Let a (pure or mixed) quantum state of a one-dimensional particle be represented by a Wigner function \(W(x,p)\). Here, \(x\) and \(p\) are the particle's position and momentum, respectively.

Density operator

The density operator \(\rho\) representing the state can be expressed in terms of the Wigner function: \[\rho = \int_{-\infty}^{+\infty} dx \int_{-\infty}^{+\infty} dx' \int_{-\infty}^{+\infty} dp \, | x' \rangle \, e^{i p (x' - x) / \hbar} W \left( \frac{x + x'}{2}, p \right) \langle x | \,.\] Proof: According to the definition of the Wigner function, \[W(x,p) = \frac{1}{2 \pi \hbar} \int_{-\infty}^{+\infty} dx' \, e^{-i p x' / \hbar} \langle x + \tfrac{1}{2} x' | \rho | x - \tfrac{1}{2} x' \rangle \,.\] Hence, \[\begin{align} \int_{-\infty}^{+\infty} dp \, e^{i p \xi' / \hbar} W(\xi,p) &= \frac{1}{2 \pi \hbar} \int_{-\infty}^{+\infty} d\xi'' \, \langle \xi + \tfrac{1}{2} \xi'' |\rho | \xi - \tfrac{1}{2} \xi'' \rangle \underbrace{ \int_{-\infty}^{+\infty} dp \, e^{i p (\xi' - \xi'') / \hbar} }_{2 \pi \hbar \delta(\xi' - \xi'')} \\ &= \langle \xi + \tfrac{1}{2} \xi' |\rho | \xi - \tfrac{1}{2} \xi' \rangle \,. \end{align}\] Introducing \(x = \xi - \tfrac{1}{2} \xi'\) and \(x' = \xi + \tfrac{1}{2} \xi'\), so that \(\xi = \tfrac{1}{2} (x + x')\) and \(\xi' = x' - x\), one gets \[\langle x' | \rho | x \rangle = \int_{-\infty}^{+\infty} dp \, e^{i p (x' - x) / \hbar} W \left( \frac{x + x'}{2}, p \right) \,.\]

Observables

Consider an observable represented by an operator \(A\).

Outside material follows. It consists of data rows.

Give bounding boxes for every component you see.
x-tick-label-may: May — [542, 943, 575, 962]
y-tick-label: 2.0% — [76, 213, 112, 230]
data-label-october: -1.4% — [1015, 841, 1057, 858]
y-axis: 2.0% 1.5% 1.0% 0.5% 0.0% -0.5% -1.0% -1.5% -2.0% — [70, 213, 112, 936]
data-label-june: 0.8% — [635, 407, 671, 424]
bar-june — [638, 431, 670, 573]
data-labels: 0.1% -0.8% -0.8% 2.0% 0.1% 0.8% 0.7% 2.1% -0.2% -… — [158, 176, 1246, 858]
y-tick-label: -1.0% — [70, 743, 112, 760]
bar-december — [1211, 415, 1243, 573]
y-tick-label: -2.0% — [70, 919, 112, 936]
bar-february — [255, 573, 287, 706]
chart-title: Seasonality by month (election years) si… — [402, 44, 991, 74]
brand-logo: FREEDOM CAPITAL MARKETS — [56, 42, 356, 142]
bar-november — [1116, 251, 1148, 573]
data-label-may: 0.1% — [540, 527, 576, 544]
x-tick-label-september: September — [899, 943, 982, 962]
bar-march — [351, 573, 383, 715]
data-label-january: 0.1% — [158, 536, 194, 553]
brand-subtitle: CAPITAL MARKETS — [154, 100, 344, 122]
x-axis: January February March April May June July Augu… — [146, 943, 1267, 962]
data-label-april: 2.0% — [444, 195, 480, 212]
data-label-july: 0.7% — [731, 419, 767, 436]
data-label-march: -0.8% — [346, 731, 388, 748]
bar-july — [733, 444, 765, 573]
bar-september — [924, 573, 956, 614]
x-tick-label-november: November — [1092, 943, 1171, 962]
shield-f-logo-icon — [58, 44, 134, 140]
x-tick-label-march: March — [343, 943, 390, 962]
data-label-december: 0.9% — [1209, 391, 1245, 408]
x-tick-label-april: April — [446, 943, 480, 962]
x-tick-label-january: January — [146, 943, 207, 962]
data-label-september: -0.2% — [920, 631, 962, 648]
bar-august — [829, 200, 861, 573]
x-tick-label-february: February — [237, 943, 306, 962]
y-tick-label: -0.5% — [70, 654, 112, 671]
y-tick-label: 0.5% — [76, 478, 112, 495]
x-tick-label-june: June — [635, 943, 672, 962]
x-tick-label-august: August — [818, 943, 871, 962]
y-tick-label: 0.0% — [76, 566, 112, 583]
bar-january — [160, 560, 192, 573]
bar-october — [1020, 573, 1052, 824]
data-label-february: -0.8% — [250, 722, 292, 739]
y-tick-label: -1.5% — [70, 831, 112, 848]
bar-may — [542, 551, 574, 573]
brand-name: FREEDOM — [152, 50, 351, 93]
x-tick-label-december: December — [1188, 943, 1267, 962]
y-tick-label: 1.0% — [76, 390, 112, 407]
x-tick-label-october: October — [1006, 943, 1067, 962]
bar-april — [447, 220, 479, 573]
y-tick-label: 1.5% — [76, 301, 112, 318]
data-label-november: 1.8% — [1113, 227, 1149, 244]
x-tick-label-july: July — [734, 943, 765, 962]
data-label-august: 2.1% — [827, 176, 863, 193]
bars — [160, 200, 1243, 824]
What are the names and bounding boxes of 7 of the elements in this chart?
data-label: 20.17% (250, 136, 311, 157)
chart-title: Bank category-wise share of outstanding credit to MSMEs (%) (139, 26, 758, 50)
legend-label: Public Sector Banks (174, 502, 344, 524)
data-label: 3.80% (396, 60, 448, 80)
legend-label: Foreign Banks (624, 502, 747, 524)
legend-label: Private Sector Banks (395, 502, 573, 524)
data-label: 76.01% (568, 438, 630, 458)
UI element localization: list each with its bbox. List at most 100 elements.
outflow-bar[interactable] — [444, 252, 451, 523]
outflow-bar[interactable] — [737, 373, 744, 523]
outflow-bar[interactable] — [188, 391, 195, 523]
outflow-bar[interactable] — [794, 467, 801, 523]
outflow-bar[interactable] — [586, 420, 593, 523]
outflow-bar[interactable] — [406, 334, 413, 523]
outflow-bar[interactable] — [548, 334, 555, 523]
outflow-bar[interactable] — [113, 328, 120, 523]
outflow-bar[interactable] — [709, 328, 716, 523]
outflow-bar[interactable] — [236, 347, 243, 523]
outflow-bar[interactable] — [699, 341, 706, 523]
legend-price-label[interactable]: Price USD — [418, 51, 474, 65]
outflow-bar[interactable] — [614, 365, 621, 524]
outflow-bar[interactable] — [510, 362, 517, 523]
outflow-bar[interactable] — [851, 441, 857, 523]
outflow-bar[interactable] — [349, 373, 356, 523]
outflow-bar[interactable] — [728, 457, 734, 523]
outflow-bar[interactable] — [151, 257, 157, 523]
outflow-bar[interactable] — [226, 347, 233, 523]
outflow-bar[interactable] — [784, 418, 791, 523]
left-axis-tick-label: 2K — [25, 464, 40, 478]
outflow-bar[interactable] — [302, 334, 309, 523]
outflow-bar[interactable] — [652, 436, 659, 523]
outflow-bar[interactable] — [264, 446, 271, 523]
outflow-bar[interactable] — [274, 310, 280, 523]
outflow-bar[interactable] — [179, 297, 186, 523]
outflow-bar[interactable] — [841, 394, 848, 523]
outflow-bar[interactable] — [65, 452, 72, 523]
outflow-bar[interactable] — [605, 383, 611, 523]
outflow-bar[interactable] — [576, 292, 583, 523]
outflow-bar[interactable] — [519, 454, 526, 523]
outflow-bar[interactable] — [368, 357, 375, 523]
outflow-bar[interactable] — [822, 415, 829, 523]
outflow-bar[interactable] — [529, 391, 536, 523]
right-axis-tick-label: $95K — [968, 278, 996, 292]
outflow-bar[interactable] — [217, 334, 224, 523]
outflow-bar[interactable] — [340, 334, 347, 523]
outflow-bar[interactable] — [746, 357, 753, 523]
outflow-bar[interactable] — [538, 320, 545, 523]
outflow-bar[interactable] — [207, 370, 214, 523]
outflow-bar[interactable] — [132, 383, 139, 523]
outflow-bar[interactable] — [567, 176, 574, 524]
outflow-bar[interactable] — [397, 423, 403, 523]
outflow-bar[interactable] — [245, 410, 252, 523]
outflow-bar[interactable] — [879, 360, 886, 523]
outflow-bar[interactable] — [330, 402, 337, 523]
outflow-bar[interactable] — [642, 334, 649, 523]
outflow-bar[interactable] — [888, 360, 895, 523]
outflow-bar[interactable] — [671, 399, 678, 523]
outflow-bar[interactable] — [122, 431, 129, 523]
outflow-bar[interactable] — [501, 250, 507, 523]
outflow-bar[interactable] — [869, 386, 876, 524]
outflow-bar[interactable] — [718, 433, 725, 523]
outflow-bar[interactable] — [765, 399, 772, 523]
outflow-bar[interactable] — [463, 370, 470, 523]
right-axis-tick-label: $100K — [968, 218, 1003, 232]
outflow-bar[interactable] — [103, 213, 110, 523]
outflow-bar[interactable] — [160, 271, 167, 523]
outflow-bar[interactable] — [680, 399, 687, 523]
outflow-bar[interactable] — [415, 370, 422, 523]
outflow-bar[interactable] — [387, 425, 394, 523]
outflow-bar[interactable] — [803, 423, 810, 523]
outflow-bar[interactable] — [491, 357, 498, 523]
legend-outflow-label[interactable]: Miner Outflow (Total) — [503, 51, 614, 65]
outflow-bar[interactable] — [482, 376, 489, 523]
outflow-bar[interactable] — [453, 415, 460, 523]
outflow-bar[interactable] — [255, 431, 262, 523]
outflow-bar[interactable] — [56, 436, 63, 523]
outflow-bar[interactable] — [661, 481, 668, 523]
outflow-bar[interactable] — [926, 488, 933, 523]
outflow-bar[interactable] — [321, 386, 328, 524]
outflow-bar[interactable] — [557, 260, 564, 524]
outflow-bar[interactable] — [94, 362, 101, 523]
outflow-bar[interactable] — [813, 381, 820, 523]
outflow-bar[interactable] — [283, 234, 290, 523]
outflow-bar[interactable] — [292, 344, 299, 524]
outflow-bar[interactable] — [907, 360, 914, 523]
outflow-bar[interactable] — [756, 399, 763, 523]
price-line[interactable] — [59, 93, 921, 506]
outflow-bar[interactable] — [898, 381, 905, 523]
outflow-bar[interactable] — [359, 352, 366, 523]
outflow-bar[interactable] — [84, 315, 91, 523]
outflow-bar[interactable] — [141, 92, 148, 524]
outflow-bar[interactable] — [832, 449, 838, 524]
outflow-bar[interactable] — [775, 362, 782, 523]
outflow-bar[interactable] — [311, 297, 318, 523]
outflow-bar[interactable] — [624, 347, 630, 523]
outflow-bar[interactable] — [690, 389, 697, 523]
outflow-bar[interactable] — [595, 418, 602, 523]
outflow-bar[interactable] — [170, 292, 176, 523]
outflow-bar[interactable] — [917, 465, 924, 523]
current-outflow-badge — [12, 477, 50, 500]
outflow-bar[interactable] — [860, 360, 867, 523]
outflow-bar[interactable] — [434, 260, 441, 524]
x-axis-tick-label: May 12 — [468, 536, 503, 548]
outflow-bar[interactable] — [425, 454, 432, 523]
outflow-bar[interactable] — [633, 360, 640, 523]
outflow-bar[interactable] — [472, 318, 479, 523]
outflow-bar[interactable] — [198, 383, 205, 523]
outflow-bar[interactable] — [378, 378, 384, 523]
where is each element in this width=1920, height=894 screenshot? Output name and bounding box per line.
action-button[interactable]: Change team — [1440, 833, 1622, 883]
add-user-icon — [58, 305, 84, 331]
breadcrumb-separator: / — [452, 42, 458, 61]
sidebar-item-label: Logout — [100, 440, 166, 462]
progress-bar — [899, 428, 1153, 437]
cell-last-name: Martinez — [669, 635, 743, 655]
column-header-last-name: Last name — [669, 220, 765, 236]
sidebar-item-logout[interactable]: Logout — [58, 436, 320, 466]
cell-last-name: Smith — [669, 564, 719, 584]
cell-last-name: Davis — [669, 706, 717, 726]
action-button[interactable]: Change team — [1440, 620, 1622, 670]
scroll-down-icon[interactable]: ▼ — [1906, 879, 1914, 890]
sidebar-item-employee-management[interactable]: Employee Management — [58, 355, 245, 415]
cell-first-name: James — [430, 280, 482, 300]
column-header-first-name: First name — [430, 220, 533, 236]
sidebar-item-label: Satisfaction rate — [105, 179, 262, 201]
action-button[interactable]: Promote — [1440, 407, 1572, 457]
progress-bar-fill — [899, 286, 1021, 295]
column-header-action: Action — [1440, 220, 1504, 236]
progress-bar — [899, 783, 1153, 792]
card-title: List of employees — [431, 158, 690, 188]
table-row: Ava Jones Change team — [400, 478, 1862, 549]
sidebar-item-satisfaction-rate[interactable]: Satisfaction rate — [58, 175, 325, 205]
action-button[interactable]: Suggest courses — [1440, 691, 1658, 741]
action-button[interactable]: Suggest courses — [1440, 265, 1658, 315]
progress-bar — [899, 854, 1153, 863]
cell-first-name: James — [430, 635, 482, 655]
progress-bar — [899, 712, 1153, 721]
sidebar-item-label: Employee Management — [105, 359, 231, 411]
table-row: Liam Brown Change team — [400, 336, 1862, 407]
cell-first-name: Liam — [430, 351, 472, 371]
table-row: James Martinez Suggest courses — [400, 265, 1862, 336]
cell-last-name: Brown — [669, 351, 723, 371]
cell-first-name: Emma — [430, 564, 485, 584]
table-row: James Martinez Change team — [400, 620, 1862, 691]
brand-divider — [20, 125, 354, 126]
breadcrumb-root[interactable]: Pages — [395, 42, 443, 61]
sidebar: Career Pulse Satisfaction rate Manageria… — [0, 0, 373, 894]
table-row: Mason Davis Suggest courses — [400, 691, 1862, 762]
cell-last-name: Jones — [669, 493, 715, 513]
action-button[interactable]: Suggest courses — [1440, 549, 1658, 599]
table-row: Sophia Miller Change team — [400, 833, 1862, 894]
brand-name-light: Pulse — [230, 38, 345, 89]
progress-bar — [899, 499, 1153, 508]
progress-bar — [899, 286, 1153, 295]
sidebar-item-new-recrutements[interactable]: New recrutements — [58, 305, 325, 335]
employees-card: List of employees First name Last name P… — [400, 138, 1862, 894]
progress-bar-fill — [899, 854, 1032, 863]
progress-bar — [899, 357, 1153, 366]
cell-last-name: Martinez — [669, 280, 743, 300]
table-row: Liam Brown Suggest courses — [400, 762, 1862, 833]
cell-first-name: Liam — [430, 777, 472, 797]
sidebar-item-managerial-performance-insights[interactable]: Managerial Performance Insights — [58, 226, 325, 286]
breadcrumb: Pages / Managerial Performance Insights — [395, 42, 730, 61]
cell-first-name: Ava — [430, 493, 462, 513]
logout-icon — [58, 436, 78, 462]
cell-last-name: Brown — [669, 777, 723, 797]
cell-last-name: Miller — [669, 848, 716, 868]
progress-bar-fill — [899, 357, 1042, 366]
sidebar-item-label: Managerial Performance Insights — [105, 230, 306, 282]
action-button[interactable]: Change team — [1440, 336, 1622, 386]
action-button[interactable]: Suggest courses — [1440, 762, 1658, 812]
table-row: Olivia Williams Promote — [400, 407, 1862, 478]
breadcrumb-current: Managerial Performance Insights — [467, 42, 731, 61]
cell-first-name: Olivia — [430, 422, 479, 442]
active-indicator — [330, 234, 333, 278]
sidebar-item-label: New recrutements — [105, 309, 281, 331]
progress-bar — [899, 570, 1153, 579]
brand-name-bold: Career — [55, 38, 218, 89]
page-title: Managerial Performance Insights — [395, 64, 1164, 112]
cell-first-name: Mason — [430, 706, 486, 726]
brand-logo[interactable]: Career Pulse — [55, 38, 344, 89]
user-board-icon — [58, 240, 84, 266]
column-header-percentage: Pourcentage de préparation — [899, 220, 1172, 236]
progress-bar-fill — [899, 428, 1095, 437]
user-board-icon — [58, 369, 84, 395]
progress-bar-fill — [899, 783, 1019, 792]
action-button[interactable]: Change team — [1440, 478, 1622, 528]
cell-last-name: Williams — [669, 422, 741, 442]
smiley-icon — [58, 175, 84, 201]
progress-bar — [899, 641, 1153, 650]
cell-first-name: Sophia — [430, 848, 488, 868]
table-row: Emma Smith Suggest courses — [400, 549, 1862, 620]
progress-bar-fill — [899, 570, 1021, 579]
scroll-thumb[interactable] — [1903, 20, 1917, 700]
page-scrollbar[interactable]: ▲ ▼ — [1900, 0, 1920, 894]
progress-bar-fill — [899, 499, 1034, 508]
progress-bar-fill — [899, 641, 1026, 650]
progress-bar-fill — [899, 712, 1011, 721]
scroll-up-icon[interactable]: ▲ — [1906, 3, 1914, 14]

The observable can be described by a phase-space function \(\mathcal{A}(x,p)\) that is defined by requiring that its averaging over the Winger function yields the correct expectation value of the operator, i.e. \[\operatorname{Tr} \rho A = \int_{-\infty}^{+\infty} dx \int_{-\infty}^{+\infty} dp \, W(x,p) \mathcal{A}(x,p) \,. \] It follows from this definition that \(\mathcal{A}(x,p)\) is given by \[\mathcal{A}(x,p) = \int_{-\infty}^{+\infty} dx' \, e^{-i p x' / \hbar} \langle x + \tfrac{1}{2} x' | A | x - \tfrac{1}{2} x' \rangle \,.\] Proof: The expression \[\rho = \int_{-\infty}^{+\infty} dx \int_{-\infty}^{+\infty} dx' \int_{-\infty}^{+\infty} dp \, | x' \rangle \, e^{i p (x' - x) / \hbar} W \left( \frac{x + x'}{2}, p \right) \langle x |\] implies that \[\begin{align} \operatorname{Tr} \rho A &= \int_{-\infty}^{+\infty} d\xi'' \, \langle \xi'' | \rho A | \xi'' \rangle \\ &= \int_{-\infty}^{+\infty} d\xi \int_{-\infty}^{+\infty} d\xi' \int_{-\infty}^{+\infty} d\xi'' \int_{-\infty}^{+\infty} dp \, \langle \xi'' | \xi' \rangle \, e^{i p (\xi' - \xi) / \hbar} W \left( \frac{\xi + \xi'}{2}, p \right) \langle \xi | A | \xi'' \rangle \\ &= \int_{-\infty}^{+\infty} d\xi \int_{-\infty}^{+\infty} d\xi' \int_{-\infty}^{+\infty} dp \, e^{i p (\xi' - \xi) / \hbar} W \left( \frac{\xi + \xi'}{2}, p \right) \langle \xi | A | \xi' \rangle \end{align} \,.\] Introducing \(x = \tfrac{1}{2} (\xi + \xi')\) and \(x' = \xi - \xi'\), so that \(\xi = x + \tfrac{1}{2} x'\) and \(\xi' = x - \tfrac{1}{2} x'\), one gets \[\operatorname{Tr} \rho A = \int_{-\infty}^{+\infty} dx \int_{-\infty}^{+\infty} dp \, W(x,p) \underbrace{ \int_{-\infty}^{+\infty} dx' \, e^{-i p x' / \hbar} \langle x + \tfrac{1}{2} x' | A | x - \tfrac{1}{2} x' \rangle }_{\mathcal{A}(x,p)} \,.\]